Pour le reste, outre la grande maîtrise de la langue, des personnages et d'une intrigue à la tension dosée tellement efficacement, c'est aussi tout ce qui « entoure » le livre qui fait son succès. Il y a des aspects liés à la lectrice que je suis, et d'autres plus « généraux » qui ne manqueront pas de toucher un large public, peu ou prou intéressés par cette Afrique du Sud du début des années 2000.

Pour ce qui me touche personnellement, il faut rappeler que Deon Meyer écrit ses livres en afrikaans. Ils sont traduits seulement ensuite en anglais d'Afrique du Sud, tandis que la version française est traduite à son tour depuis l'anglais (et pas depuis l'original afrikaans !). Cela explique sans doute pourquoi cette traduction française est émaillée de toute une série d'expressions ou morceaux de dialogues dans d'autres langes : certaines interjections en xhosa ou en zoulou (j'y reviens), mais aussi quelques petites parties sont restées dans l'original en afrikaans ! Et c'est là que ça devient touchant pour moi. Certes je ne parle absolument pas afrikaans et le sens de la plupart de ces mini-parties restées en vo m'a échappé. Cependant, ceux qui me suivent savant que j'ai des racines flamandes (ma maman) et que, comme tant d'autres petits Belges de ma génération, j'ai appris le néerlandais depuis l'enfance ; et pour ceux qui ne savent pas : le néerlandais des Pays-Bas et le flamand du nord de la Belgique sont une seule et même langue, même si les différences, à l'oral notamment, sont très marquées… Or, il se trouve que l'afrikaans est un petit frère éloigné du néerlandais, et que certains mots ou expressions sont exactement les mêmes… et évoquent entre autres ces « mots doux » que ma maman utilisait spontanément quand j'étais petite. Pour ne citer qu'un exemple : quand une femme interrogée, dans le cadre du meurtre de ce magnat du disque qui a été abattu, appelle tout à coup son compagnon « Beertje », c'est un flot de souvenirs qui remonte tout à coup ! C'est que le mot signifie littéralement « ourson », mot de genre neutre qu'une maman utilise volontiers pour son enfant… ou qu'un adulte pourrait utiliser envers son compagnon, dans un couple où c'est le premier qui porte la culotte, ce qui est bien le cas ici ! Mais comment dire ? la traduction proposée ici en note de bas de page, « Mon nounours », est sans aucun doute la plus appropriée… mais sonne encore différemment, avec plus d'acuité peut-être, dans cet original que l'on perçoit tout à coup… et bien sûr, pour moi qui suis sensible à cela, ça ajoute au plaisir général du livre !
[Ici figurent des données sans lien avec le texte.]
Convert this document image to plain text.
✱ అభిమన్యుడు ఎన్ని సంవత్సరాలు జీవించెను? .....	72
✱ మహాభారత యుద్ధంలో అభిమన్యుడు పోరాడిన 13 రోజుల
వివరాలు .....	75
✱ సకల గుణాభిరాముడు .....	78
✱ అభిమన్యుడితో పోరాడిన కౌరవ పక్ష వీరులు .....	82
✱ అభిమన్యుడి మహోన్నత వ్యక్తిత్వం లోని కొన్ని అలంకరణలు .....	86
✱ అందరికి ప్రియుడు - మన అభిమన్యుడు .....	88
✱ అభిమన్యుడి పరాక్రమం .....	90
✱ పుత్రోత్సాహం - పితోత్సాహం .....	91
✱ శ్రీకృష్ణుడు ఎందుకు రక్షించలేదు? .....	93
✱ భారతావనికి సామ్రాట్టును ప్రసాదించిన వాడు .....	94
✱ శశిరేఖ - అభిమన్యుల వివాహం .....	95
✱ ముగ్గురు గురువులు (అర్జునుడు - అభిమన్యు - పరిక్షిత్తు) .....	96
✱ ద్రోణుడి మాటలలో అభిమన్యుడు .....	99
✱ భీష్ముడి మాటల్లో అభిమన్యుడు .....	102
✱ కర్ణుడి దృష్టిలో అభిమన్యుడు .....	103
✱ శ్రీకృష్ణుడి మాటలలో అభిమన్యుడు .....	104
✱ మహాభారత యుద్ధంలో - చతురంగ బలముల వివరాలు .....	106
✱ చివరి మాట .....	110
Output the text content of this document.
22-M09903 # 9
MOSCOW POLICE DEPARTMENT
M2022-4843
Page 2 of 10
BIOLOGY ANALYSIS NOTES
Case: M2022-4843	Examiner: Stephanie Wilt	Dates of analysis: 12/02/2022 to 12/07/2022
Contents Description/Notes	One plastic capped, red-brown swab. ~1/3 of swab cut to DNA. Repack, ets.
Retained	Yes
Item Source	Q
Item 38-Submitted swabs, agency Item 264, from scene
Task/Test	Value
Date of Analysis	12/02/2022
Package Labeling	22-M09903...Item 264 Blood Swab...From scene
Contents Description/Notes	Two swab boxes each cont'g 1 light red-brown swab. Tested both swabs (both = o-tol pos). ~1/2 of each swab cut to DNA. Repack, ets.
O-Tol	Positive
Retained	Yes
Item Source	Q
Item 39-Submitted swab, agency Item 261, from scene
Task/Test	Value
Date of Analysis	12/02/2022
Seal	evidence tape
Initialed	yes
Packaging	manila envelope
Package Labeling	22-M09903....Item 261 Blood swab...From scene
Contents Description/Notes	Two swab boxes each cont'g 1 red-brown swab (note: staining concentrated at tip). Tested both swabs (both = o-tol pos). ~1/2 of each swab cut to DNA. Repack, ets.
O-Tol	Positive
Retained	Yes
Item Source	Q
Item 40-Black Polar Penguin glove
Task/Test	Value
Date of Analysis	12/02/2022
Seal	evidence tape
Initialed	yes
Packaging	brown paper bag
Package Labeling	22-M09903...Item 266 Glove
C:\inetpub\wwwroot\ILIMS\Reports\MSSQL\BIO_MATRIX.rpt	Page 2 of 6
Plus intéressant encore, c' est tout le contexte socio-politique de cette Afrique du Sud post-apartheid, mais pas idéale pour autant, que Deon Meyer présente. Ce contexte est tellement bien intégré à la trame et aux personnages de l'histoire que ce n'est jamais lourd ou ennuyeux ! Nous sommes donc désormais en 2008. Les Noirs ont retrouvé leur place justifiée et majoritaire dans tous les services publics, dont la police – qui par la même occasion a changé de nom. Les quelques « anciens » Blancs ont quitté cette police dans laquelle ils ne se reconnaissent plus, par exemple pour fonder des agences de détective – dont l'ancien ami et supérieur de Benny, qui est sur le point de rejoindre l'une de ces agences. La hiérarchie ne sachant plus trop que faire de Benny, respecté pour sa longue expérience et le nombre d'affaires résolues, mais dont l'alcoolisme a irrémédiablement entaché la carrière, l'a nommé « tuteur » pour toute une nouvelle génération d'inspecteurs, engagés selon les nouvelles lois basées sur des quotas et la discrimination positive – deux façons de procéder qui ont sans doute des bienfaits, mais qui sont aussi très discutables (comme partout !), ce que l'auteur ne cesse de dénoncer. On a ainsi une palette de personnages secondaires aussi présents qu'attachants : Vusi, jeune Xhosa timide et tellement respectueux de l'autre qu'il ose à peine adopter un ton tranchant avec les criminels ; il ne s'en révèle pas moins un précieux allié de plus en plus confiant en ses capacités. Ou bien Mbali, qui cumule les points négatifs : elle est la seule femme dans cette police encore très masculine (et mysogine), elle souffre d'obésité probablement morbide mais ne semble pas s'en soucier, et en plus elle est de l'ethnie zouloue, en passe de devenir majoritaire au sein du gouvernement, ce qui ne plaît pas à tout le monde ; mais son QI très nettement supérieur, qui lui permettra d'avoir une longueur d'avance sur tous les autres, va mener (certes indirectement) à la résolution de l'enquête. Citons encore Fransman, qui adore se victimiser : métis dans un monde qui n'a jamais vraiment laissé de place aux « sangs-mêlés », ni du temps de l'apartheid où il était trop blanc pour les Noirs, mais pas assez pour les Blancs, et le nouveau régime n'a guère changé cet état de fait, ne lui laissant pas davantage de place ni de respect, ce qui le rend particulièrement amer et nerveux, mais non moins efficace quand il apprend à se dominer…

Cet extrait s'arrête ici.